China unveiled its plan for a national carbon market, creating the world’s biggest trading system for the climate-warming emissions.
The market will initially involve only the power sector, National Development and Reform Commission Vice Chairman Zhang Yong said Tuesday at a briefing in Beijing. While that’s a pullback from a previous plan to include eight industries, China’s market will still be bigger than the European Union’s system, encompassing 1,700 companies and about 3 billion metric tons of emissions. Zhang didn’t give details on when trading will start.
The world’s biggest carbon emitter wants to use a market-based system to help it cap emissions by about 2030. The nation is also making big bets on clean-energy projects to help reach its goal of deriving 20 percent of its energy from sources other than fossil fuels by that year.
The introduction of carbon trading in China “is yet another powerful sign that a global sustainability revolution is underway,” former U.S. Vice President Al Gore, who has championed efforts to cut fossil-fuel use, said in a statement. “With the top global polluter enacting policies to support the Paris Agreement and transition to a low carbon economy, it is clear that we’re at a tipping point in the climate crisis.”
The Paris Agreement on climate change in 2015 brought together some 200 nations, including the U.S. and China, in calling for limits on fossil-fuel emissions worldwide. The goal was to help meet the UN’s target of holding global warming to “well below” 2 degrees Celsius (3.6 degrees Fahrenheit). President Donald Trump has vowed to pull the U.S. out of the accord, and is pursuing policies to encourage burning more coal.
EU’s Struggle
China’s system will adopt a cap-and-trade rule in which the biggest corporate polluters purchase credits from those that don’t emit as much, and companies are encouraged to reduce their emissions so they can sell unused allocations. Companies that emit more than 26,000 tons of carbon annually will be included in the market, though that threshold might be lowered at some point, according to the NDRC.
The nation is pressing ahead with a trading plan as similar strategies in the European Union and elsewhere have struggled. The EU was the first to require carbon permits, in 2005, only to see the price plunge in part because participating nations handed out too many allowances for free.
Australia repealed its carbon tax in 2014 and scrapped plans for permit trading after the measures were blamed for destroying jobs. But carbon markets in various forms are in place in California, New Zealand and South Korea, where they’re attempting to learn from other’s mistakes.
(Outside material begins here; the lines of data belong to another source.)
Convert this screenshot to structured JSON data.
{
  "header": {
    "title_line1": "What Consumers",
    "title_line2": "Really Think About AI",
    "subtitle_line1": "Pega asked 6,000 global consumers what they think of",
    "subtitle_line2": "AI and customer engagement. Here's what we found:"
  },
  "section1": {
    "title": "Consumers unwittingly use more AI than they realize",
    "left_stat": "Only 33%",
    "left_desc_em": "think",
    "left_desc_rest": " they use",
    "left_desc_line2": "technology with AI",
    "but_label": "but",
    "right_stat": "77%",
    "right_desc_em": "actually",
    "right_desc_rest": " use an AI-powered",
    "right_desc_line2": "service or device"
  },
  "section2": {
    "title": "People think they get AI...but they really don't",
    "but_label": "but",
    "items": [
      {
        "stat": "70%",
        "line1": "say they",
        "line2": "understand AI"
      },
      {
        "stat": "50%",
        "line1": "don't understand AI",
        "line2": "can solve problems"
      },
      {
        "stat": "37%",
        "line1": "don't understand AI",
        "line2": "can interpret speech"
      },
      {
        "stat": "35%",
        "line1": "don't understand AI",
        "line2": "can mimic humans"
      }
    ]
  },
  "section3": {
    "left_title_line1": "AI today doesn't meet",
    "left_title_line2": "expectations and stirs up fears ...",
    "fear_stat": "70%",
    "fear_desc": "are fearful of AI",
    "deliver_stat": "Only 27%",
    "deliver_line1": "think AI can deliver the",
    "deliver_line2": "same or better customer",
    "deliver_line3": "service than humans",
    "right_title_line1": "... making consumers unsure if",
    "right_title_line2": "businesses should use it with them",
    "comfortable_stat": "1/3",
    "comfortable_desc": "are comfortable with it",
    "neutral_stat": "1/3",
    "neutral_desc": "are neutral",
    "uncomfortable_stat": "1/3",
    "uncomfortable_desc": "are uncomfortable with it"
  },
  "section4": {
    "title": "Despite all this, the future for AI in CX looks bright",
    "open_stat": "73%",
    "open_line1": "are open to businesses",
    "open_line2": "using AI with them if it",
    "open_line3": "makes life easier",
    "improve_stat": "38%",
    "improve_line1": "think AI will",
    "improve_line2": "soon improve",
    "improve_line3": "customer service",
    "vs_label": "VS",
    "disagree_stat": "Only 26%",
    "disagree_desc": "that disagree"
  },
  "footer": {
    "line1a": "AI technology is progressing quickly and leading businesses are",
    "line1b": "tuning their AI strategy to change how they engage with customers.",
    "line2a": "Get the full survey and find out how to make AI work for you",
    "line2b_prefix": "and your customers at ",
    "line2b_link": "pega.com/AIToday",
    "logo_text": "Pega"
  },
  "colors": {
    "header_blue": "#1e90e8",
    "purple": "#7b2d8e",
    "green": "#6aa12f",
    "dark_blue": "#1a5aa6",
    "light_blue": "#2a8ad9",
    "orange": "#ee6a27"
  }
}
China has been running pilot programs since 2013 in some regions, where transaction values totaled 4.5 billion yuan ($680 million) as of September, Li Gao, an official of the climate-change department at the NDRC, said at a briefing in October. The agency said Tuesday that companies that qualify for the national system will stop participating in the pilot projects.
The carbon market is expected to be fully functional by 2020, according to almost half of 260 industry participants in a survey conducted by China Carbon Forum, ICF International Inc. and SinoCarbon Innovation & Investment Co. between March and July. Forty-four percent anticipate that will happen between 2021 and 2025.
The average carbon price is forecast to be 74 yuan per metric ton in 2020, almost double the 38 yuan estimated in 2017, according to the survey. By 2025, the price may surge to 108 yuan a ton.